Infectious bacteria adapt quickly to new environmental conditions. Bacteria have small numbers of genes, and a single random gene mutation can greatly affect their ability to cause disease. Most microbes reproduce by dividing every few hours, which results in rapid bacterial evolution. A mutation that helps a microbe survive exposure to an antibiotic drug quickly becomes dominant throughout the microbial population.

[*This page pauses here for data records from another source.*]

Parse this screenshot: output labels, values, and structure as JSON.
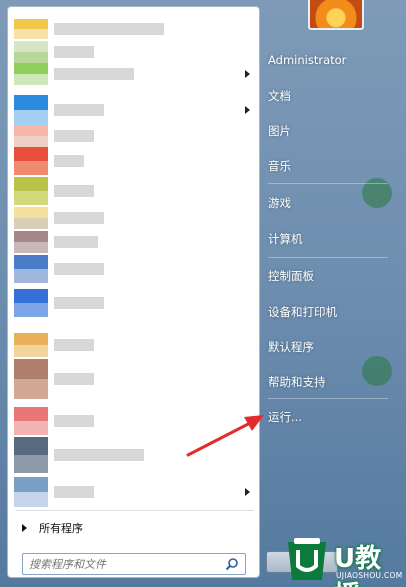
{
  "start_menu": {
    "programs": [
      {
        "colors": [
          "#f0c64c",
          "#f5e2a8"
        ],
        "has_submenu": false
      },
      {
        "colors": [
          "#d6e6c4",
          "#b7d89a"
        ],
        "has_submenu": false
      },
      {
        "colors": [
          "#8fcf5e",
          "#cfe6b6"
        ],
        "has_submenu": true
      },
      {
        "colors": [
          "#2b8be0",
          "#a4cef2"
        ],
        "has_submenu": true
      },
      {
        "colors": [
          "#f6b7a8",
          "#f0d0c6"
        ],
        "has_submenu": false
      },
      {
        "colors": [
          "#e94f3b",
          "#f08a6f"
        ],
        "has_submenu": false
      },
      {
        "colors": [
          "#b9c34a",
          "#d2d97a"
        ],
        "has_submenu": false
      },
      {
        "colors": [
          "#f2e1a0",
          "#d9cfb7"
        ],
        "has_submenu": false
      },
      {
        "colors": [
          "#a6878a",
          "#cab7b8"
        ],
        "has_submenu": false
      },
      {
        "colors": [
          "#4a7cc8",
          "#9fb6de"
        ],
        "has_submenu": false
      },
      {
        "colors": [
          "#3470d8",
          "#7ea5e6"
        ],
        "has_submenu": false
      },
      {
        "colors": [
          "#e8b15a",
          "#f2d59a"
        ],
        "has_submenu": false
      },
      {
        "colors": [
          "#b07e6d",
          "#d4a994"
        ],
        "has_submenu": false
      },
      {
        "colors": [
          "#e87878",
          "#f2b3b3"
        ],
        "has_submenu": false
      },
      {
        "colors": [
          "#5a6a7e",
          "#8e9aaa"
        ],
        "has_submenu": false
      },
      {
        "colors": [
          "#7aa0c8",
          "#c6d6e8"
        ],
        "has_submenu": true
      }
    ],
    "all_programs": "所有程序",
    "search_placeholder": "搜索程序和文件",
    "right_items": [
      {
        "label": "Administrator",
        "name": "administrator"
      },
      {
        "label": "文档",
        "name": "documents"
      },
      {
        "label": "图片",
        "name": "pictures"
      },
      {
        "label": "音乐",
        "name": "music"
      },
      {
        "label": "游戏",
        "name": "games"
      },
      {
        "label": "计算机",
        "name": "computer"
      },
      {
        "label": "控制面板",
        "name": "control-panel"
      },
      {
        "label": "设备和打印机",
        "name": "devices-and-printers"
      },
      {
        "label": "默认程序",
        "name": "default-programs"
      },
      {
        "label": "帮助和支持",
        "name": "help-and-support"
      },
      {
        "label": "运行...",
        "name": "run"
      }
    ]
  },
  "watermark": {
    "text": "U教授",
    "sub": "UJIAOSHOU.COM"
  },
  "colors": {
    "arrow": "#e32b2b",
    "watermark_green": "#0c7a3a"
  }
}
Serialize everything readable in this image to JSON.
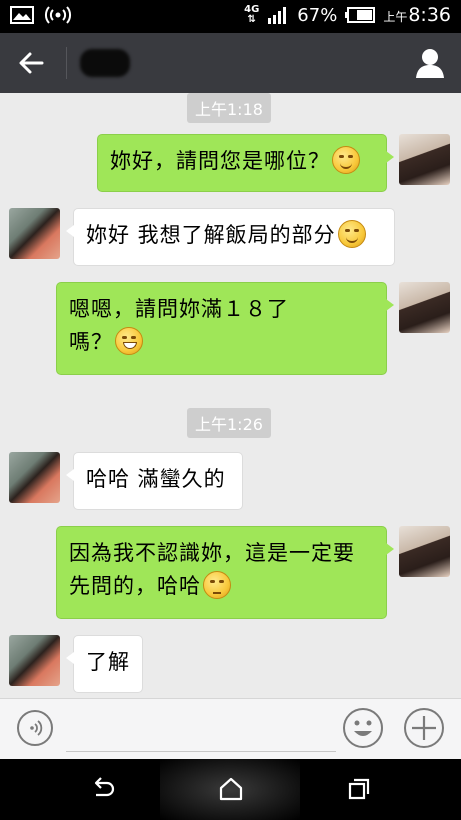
{
  "status_bar": {
    "network_type": "4G",
    "battery_percent": "67%",
    "time_prefix": "上午",
    "time": "8:36",
    "icons": [
      "image-icon",
      "wifi-hotspot-icon",
      "signal-icon",
      "battery-icon"
    ]
  },
  "title_bar": {
    "back_icon": "arrow-left-icon",
    "contact_name": "",
    "profile_icon": "person-icon"
  },
  "messages": [
    {
      "type": "time",
      "text": "上午1:18"
    },
    {
      "type": "sent",
      "text": "妳好，請問您是哪位？",
      "emoji": "smile"
    },
    {
      "type": "received",
      "text": "妳好 我想了解飯局的部分",
      "emoji": "smile"
    },
    {
      "type": "sent",
      "line1": "嗯嗯，請問妳滿１８了",
      "line2": "嗎？",
      "emoji": "grin"
    },
    {
      "type": "time",
      "text": "上午1:26"
    },
    {
      "type": "received",
      "text": "哈哈 滿蠻久的"
    },
    {
      "type": "sent",
      "line1": "因為我不認識妳，這是一定要",
      "line2": "先問的，哈哈",
      "emoji": "think"
    },
    {
      "type": "received",
      "text": "了解"
    }
  ],
  "input_bar": {
    "voice_icon": "voice-icon",
    "emoji_icon": "smiley-icon",
    "plus_icon": "plus-icon",
    "placeholder": ""
  },
  "nav_bar": {
    "icons": [
      "back-nav-icon",
      "home-icon",
      "recents-icon"
    ]
  },
  "colors": {
    "sent_bubble": "#9fe658",
    "received_bubble": "#ffffff",
    "title_bar": "#393a3f",
    "chat_bg": "#ebebeb"
  }
}
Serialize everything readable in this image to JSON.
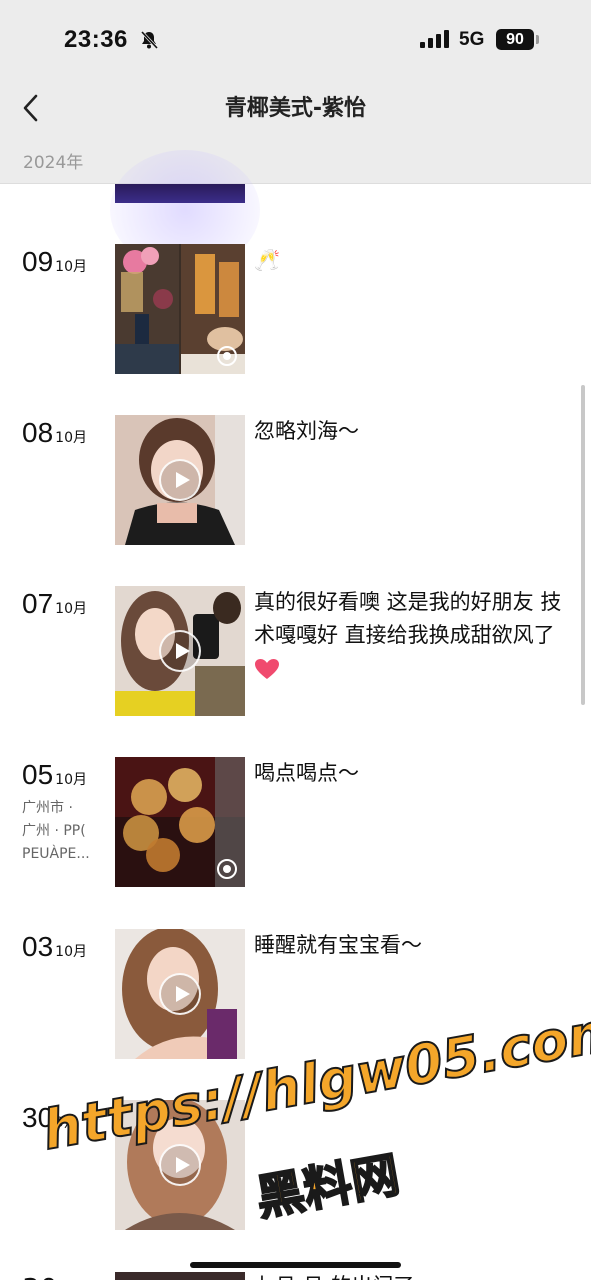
{
  "status_bar": {
    "time": "23:36",
    "network": "5G",
    "battery": "90"
  },
  "header": {
    "title": "青椰美式-紫怡",
    "year": "2024年"
  },
  "posts": [
    {
      "day": "09",
      "month": "10月",
      "location": "",
      "caption": "🥂",
      "media": "photo-grid"
    },
    {
      "day": "08",
      "month": "10月",
      "location": "",
      "caption": "忽略刘海～",
      "media": "video"
    },
    {
      "day": "07",
      "month": "10月",
      "location": "",
      "caption": "真的很好看噢 这是我的好朋友 技术嘎嘎好 直接给我换成甜欲风了",
      "media": "video"
    },
    {
      "day": "05",
      "month": "10月",
      "location_lines": [
        "广州市 ·",
        "广州 · PP(",
        "PEUÀPE..."
      ],
      "caption": "喝点喝点～",
      "media": "live-photo"
    },
    {
      "day": "03",
      "month": "10月",
      "location": "",
      "caption": "睡醒就有宝宝看～",
      "media": "video"
    },
    {
      "day": "30",
      "month": "9月",
      "location": "",
      "caption": "",
      "media": "video"
    }
  ],
  "next_caption": "七月 月 的出门了",
  "watermark": {
    "url": "https://hlgw05.com",
    "name": "黑料网"
  },
  "colors": {
    "header_bg": "#ececec",
    "watermark": "#f4a62a",
    "heart": "#f04a6e"
  }
}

Bacteria are capable of controlling the ecosystem, and are often responsible for the creation of viruses that wipe out dangerous organisms. Life would not be possible without bacteria. If every bacterium in the human body was eliminated, life could not be sustained. In addition, a balance of bacteria is essential for sustaining life. Essentially, bacteria would survive without human hosts, but humans could bot survive without bacteria.

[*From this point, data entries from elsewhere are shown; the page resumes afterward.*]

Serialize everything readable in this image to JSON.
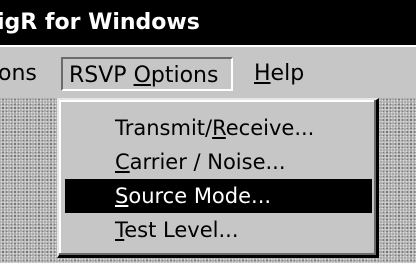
{
  "window": {
    "title": "igR for Windows"
  },
  "menubar": {
    "items": [
      {
        "label": "ons",
        "underline_index": -1
      },
      {
        "label_pre": "RSVP ",
        "label_u": "O",
        "label_post": "ptions"
      },
      {
        "label_u": "H",
        "label_post": "elp"
      }
    ]
  },
  "dropdown": {
    "items": [
      {
        "pre": "Transmit/",
        "u": "R",
        "post": "eceive...",
        "selected": false
      },
      {
        "pre": "",
        "u": "C",
        "post": "arrier / Noise...",
        "selected": false
      },
      {
        "pre": "",
        "u": "S",
        "post": "ource Mode...",
        "selected": true
      },
      {
        "pre": "",
        "u": "T",
        "post": "est Level...",
        "selected": false
      }
    ]
  }
}
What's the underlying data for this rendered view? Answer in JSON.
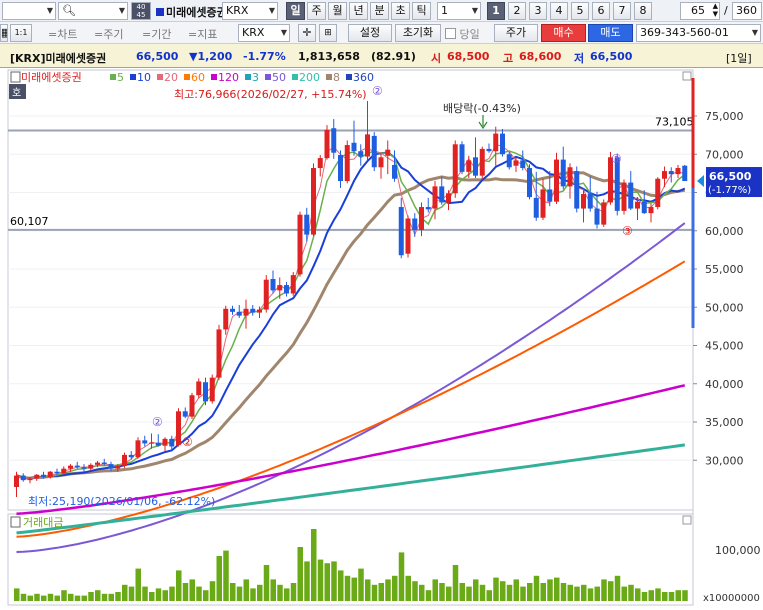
{
  "toolbar1": {
    "code_value": "",
    "period_badge_top": "40",
    "period_badge_bottom": "45",
    "stock_name": "미래에셋증권",
    "market": "KRX",
    "period_day": "일",
    "period_week": "주",
    "period_month": "월",
    "period_year": "년",
    "period_minute": "분",
    "period_second": "초",
    "period_tick": "틱",
    "interval_value": "1",
    "interval_buttons": [
      "1",
      "2",
      "3",
      "4",
      "5",
      "6",
      "7",
      "8"
    ],
    "view_count": "65",
    "total_count": "360",
    "slash": "/"
  },
  "toolbar2": {
    "row_num": "1:1",
    "tab_chart": "=차트",
    "tab_period": "=주기",
    "tab_duration": "=기간",
    "tab_indicator": "=지표",
    "settings": "설정",
    "reset": "초기화",
    "today_checkbox": "당일",
    "price_button": "주가",
    "buy_button": "매수",
    "sell_button": "매도",
    "account": "369-343-560-01"
  },
  "infobar": {
    "code": "[KRX]미래에셋증권",
    "price": "66,500",
    "change": "▼1,200",
    "change_pct": "-1.77%",
    "volume": "1,813,658",
    "volume_ratio": "(82.91)",
    "open_label": "시",
    "open": "68,500",
    "high_label": "고",
    "high": "68,600",
    "low_label": "저",
    "low": "66,500",
    "period_tag": "[1일]"
  },
  "legend": {
    "name": "미래에셋증권",
    "ma": [
      {
        "label": "5",
        "color": "#6ab04c"
      },
      {
        "label": "10",
        "color": "#1a3fd8"
      },
      {
        "label": "20",
        "color": "#e46a7a"
      },
      {
        "label": "60",
        "color": "#ff7a00"
      },
      {
        "label": "120",
        "color": "#cc00cc"
      },
      {
        "label": "3",
        "color": "#1ea4b8"
      },
      {
        "label": "50",
        "color": "#7b58d6"
      },
      {
        "label": "200",
        "color": "#33c0aa"
      },
      {
        "label": "8",
        "color": "#a0866c"
      },
      {
        "label": "360",
        "color": "#2244bb"
      }
    ]
  },
  "colors": {
    "up": "#e02222",
    "down": "#1f5ee0",
    "volume": "#6aaa16",
    "price_box": "#1a33c4",
    "ref_line": "#9aa3b3",
    "vol_line": "#3c6fe0"
  },
  "annotations": {
    "side_tag": "호",
    "high_note": "최고:76,966(2026/02/27, +15.74%)",
    "low_note": "최저:25,190(2026/01/06, -62.12%)",
    "dividend": "배당락(-0.43%)",
    "ref_high": "73,105",
    "ref_low": "60,107",
    "cur_price": "66,500",
    "cur_pct": "(-1.77%)",
    "vol_title": "거래대금",
    "vol_tick": "100,000",
    "vol_unit": "x10000000",
    "marker_2": "②",
    "marker_3": "③"
  },
  "chart_data": {
    "type": "candlestick",
    "y_ticks": [
      30000,
      35000,
      40000,
      45000,
      50000,
      55000,
      60000,
      65000,
      70000,
      75000
    ],
    "y_tick_labels": [
      "30,000",
      "35,000",
      "40,000",
      "45,000",
      "50,000",
      "55,000",
      "60,000",
      "65,000",
      "70,000",
      "75,000"
    ],
    "candles": [
      [
        26500,
        28500,
        25200,
        28000
      ],
      [
        28000,
        28300,
        27200,
        27400
      ],
      [
        27400,
        27800,
        27000,
        27600
      ],
      [
        27600,
        28200,
        27300,
        28100
      ],
      [
        28100,
        28500,
        27600,
        27800
      ],
      [
        27800,
        28600,
        27600,
        28500
      ],
      [
        28500,
        28900,
        28000,
        28300
      ],
      [
        28300,
        29200,
        28100,
        28900
      ],
      [
        28900,
        29500,
        28500,
        29300
      ],
      [
        29300,
        29800,
        28900,
        29100
      ],
      [
        29100,
        29500,
        28500,
        28900
      ],
      [
        28900,
        29600,
        28700,
        29400
      ],
      [
        29400,
        29900,
        29100,
        29700
      ],
      [
        29700,
        30200,
        29300,
        29500
      ],
      [
        29500,
        29800,
        28600,
        28900
      ],
      [
        28900,
        29500,
        28500,
        29300
      ],
      [
        29300,
        31000,
        29000,
        30700
      ],
      [
        30700,
        31200,
        30100,
        30400
      ],
      [
        30400,
        33000,
        30200,
        32600
      ],
      [
        32600,
        33200,
        31800,
        32200
      ],
      [
        32200,
        33500,
        31500,
        32300
      ],
      [
        32300,
        33400,
        31800,
        31900
      ],
      [
        31900,
        33000,
        31200,
        32800
      ],
      [
        32800,
        33200,
        31300,
        31800
      ],
      [
        32000,
        36800,
        31800,
        36400
      ],
      [
        36400,
        36900,
        35500,
        35700
      ],
      [
        35700,
        38800,
        35400,
        38500
      ],
      [
        38500,
        40700,
        38100,
        40300
      ],
      [
        40200,
        40800,
        37200,
        37700
      ],
      [
        37700,
        41200,
        37400,
        40800
      ],
      [
        40800,
        47700,
        40500,
        47100
      ],
      [
        47100,
        50200,
        46400,
        49800
      ],
      [
        49800,
        50200,
        49000,
        49400
      ],
      [
        49400,
        50300,
        48600,
        48900
      ],
      [
        48900,
        51000,
        47200,
        49800
      ],
      [
        49800,
        50300,
        48900,
        49300
      ],
      [
        49300,
        50100,
        48600,
        49700
      ],
      [
        49700,
        54200,
        49300,
        53600
      ],
      [
        53700,
        54800,
        51800,
        52200
      ],
      [
        52200,
        53900,
        51100,
        52900
      ],
      [
        52900,
        53300,
        51400,
        51800
      ],
      [
        51800,
        54600,
        51500,
        54200
      ],
      [
        54300,
        62500,
        54000,
        62100
      ],
      [
        62100,
        63000,
        58600,
        59500
      ],
      [
        59500,
        68800,
        59300,
        68200
      ],
      [
        68200,
        69900,
        67100,
        69500
      ],
      [
        69500,
        73800,
        69300,
        73200
      ],
      [
        73400,
        74600,
        69400,
        70200
      ],
      [
        69900,
        70500,
        65600,
        66500
      ],
      [
        66500,
        71800,
        66200,
        71200
      ],
      [
        71500,
        74400,
        69800,
        70400
      ],
      [
        70400,
        71300,
        68500,
        69700
      ],
      [
        69700,
        76966,
        69200,
        72600
      ],
      [
        72400,
        72900,
        67800,
        68300
      ],
      [
        68300,
        70200,
        66800,
        69600
      ],
      [
        69800,
        71800,
        67400,
        70600
      ],
      [
        68600,
        70500,
        66400,
        66800
      ],
      [
        63100,
        64300,
        56400,
        56800
      ],
      [
        57000,
        62000,
        56500,
        61600
      ],
      [
        61600,
        62300,
        59200,
        60100
      ],
      [
        60100,
        63700,
        59300,
        63100
      ],
      [
        63100,
        64300,
        62400,
        62800
      ],
      [
        62900,
        66500,
        61500,
        65800
      ],
      [
        65800,
        67100,
        63400,
        63700
      ],
      [
        63700,
        65300,
        62700,
        64900
      ],
      [
        64900,
        71800,
        64300,
        71300
      ],
      [
        71300,
        71700,
        67400,
        67700
      ],
      [
        67700,
        69800,
        66900,
        69200
      ],
      [
        69600,
        72200,
        66900,
        67200
      ],
      [
        67200,
        71000,
        66800,
        70700
      ],
      [
        70700,
        71400,
        70200,
        70400
      ],
      [
        70400,
        73600,
        68500,
        72700
      ],
      [
        72700,
        73300,
        69700,
        70000
      ],
      [
        70000,
        70300,
        68000,
        68300
      ],
      [
        68500,
        69600,
        67700,
        69200
      ],
      [
        69200,
        70500,
        67900,
        68200
      ],
      [
        68200,
        68700,
        64100,
        64400
      ],
      [
        64300,
        67700,
        61300,
        61700
      ],
      [
        61700,
        66800,
        61400,
        65400
      ],
      [
        65400,
        67800,
        63200,
        63800
      ],
      [
        63800,
        70200,
        63500,
        69300
      ],
      [
        69300,
        71000,
        65400,
        65800
      ],
      [
        65800,
        68800,
        64200,
        68300
      ],
      [
        67800,
        68400,
        62400,
        62900
      ],
      [
        62900,
        65300,
        61100,
        64800
      ],
      [
        64900,
        67100,
        62500,
        62900
      ],
      [
        62900,
        65100,
        60300,
        60800
      ],
      [
        60800,
        64100,
        60500,
        63700
      ],
      [
        63700,
        70300,
        63400,
        69600
      ],
      [
        69600,
        70100,
        62000,
        62600
      ],
      [
        62600,
        66700,
        62100,
        66300
      ],
      [
        66300,
        67800,
        62700,
        62900
      ],
      [
        62900,
        64400,
        61400,
        63800
      ],
      [
        63800,
        65300,
        62200,
        62300
      ],
      [
        62300,
        63600,
        61100,
        63100
      ],
      [
        63100,
        67000,
        62800,
        66800
      ],
      [
        66800,
        68400,
        65700,
        67800
      ],
      [
        67800,
        68300,
        66300,
        67400
      ],
      [
        67400,
        68600,
        66900,
        68200
      ],
      [
        68500,
        68600,
        66500,
        66500
      ]
    ],
    "volume": [
      7,
      4,
      3,
      4,
      3,
      4,
      3,
      6,
      4,
      3,
      3,
      5,
      6,
      4,
      4,
      5,
      9,
      8,
      18,
      8,
      5,
      7,
      6,
      8,
      17,
      10,
      12,
      8,
      6,
      11,
      25,
      28,
      10,
      8,
      12,
      7,
      9,
      20,
      12,
      9,
      7,
      10,
      30,
      22,
      40,
      23,
      21,
      22,
      17,
      14,
      13,
      18,
      12,
      9,
      10,
      12,
      14,
      27,
      14,
      11,
      9,
      6,
      12,
      10,
      8,
      20,
      10,
      8,
      12,
      9,
      6,
      13,
      11,
      9,
      12,
      8,
      10,
      14,
      10,
      12,
      13,
      10,
      9,
      8,
      9,
      7,
      8,
      12,
      11,
      14,
      8,
      9,
      7,
      5,
      6,
      7,
      5,
      5,
      6,
      6
    ]
  }
}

In addition to other ecological roles, procaryotes, especially bacteria, are used industrially in the manufacture of foods, drugs, vaccines, insecticides, enzymes, hormones and other useful biological products. The genetic systems of bacteria are the foundation of the biotechnology industry. In the foods industry, lactic acid bacteria such as Lactobacillus and Streptococcus are used the manufacture of dairy products such as yogurt, cheese, buttermilk, sour cream, and butter. Lactic acid fermentations are also used in pickling process. Bacterial fermentations can be used to produce lactic acid, acetic acid, ethanol or acetone. In many parts of the world, various human cultures ferment indigenous plant material using Zymomonas bacteria to produce the regional alcoholic beverage. For example, in Mexico, a Maguey cactus (Agave) is fermented to "cactus beer" or pulque. Pulque can be ingested as is, or distilled into tequila. In the pharmaceutical industry, bacteria are used to produce antibiotics, vaccines, and medically useful enzymes.

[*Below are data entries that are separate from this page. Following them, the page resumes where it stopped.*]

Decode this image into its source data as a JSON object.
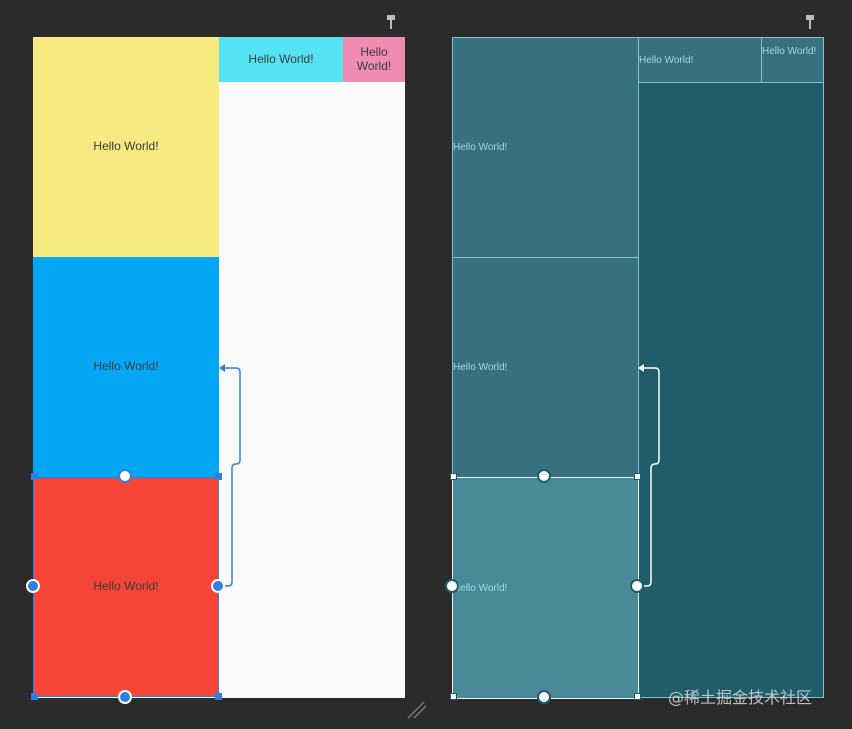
{
  "design": {
    "yellow_box": "Hello World!",
    "blue_box": "Hello World!",
    "red_box": "Hello World!",
    "cyan_box": "Hello World!",
    "pink_box": "Hello\nWorld!"
  },
  "blueprint": {
    "box1": "Hello World!",
    "box2": "Hello World!",
    "box3": "Hello World!",
    "box4": "Hello World!",
    "box5": "Hello World!"
  },
  "watermark": "@稀土掘金技术社区",
  "colors": {
    "yellow": "#f6ea80",
    "blue": "#03a7f4",
    "red": "#f64436",
    "cyan": "#53e3f2",
    "pink": "#ef8cb3",
    "constraint": "#2e7fe0"
  }
}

Bacterial products are used in the manufacture of vaccines for immunization against infectious disease. Vaccines against diphtheria, whooping cough, tetanus, typhoid fever and cholera are made from components of the bacteria that cause the respective diseases. It is significant to note here that the use of antibiotics against infectious disease and the widespread practice of vaccination (immunization) against infectious disease are two twentieth-century developments that have drastically increased the quality of life and the average life expectancy of individuals in developed countries.
The biotechnology industry uses bacterial cells for the production of human hormones such as insulin and human growth factor (protropin), and human proteins such as interferon, interleukin-2, and tumor necrosis factor. These products are used for the treatment of a variety of diseases ranging from diabetes to tuberculosis and AIDS.
Bacteria are often the cause of human and animal disease, yet probiotic bacteria far outnumber the pathogenic variety in the body. Probiotic bacteria maintain a system of checks and balances and can inhibit the growth of harmful, disease-causing bacteria. Probiotic bacteria are especially prevalent in the gastrointestinal or GI tract and may assist in the digestion of food and the absorption of essential vitamins. In addition, probiotic bacteria modulates the immune system in helping to fight infection. Research suggests a positive correlation between health maintenance and an increase of friendly bacteria in the body.
1. Bergey's Manual of Systematic Bacteriology (2nd Edition). 1989. Williams, S.T., Sharpe, M.E., Holt J.G. Lippincott Williams & Wilkins
2. Breiman RF, Butler JC, Tenover FC, Elliott JA, Facklam RR. (1994). Emergence of drug-resistant pneumococcal infections in the United States. JAMA. 1994 Jun 15;271(23):1831-5.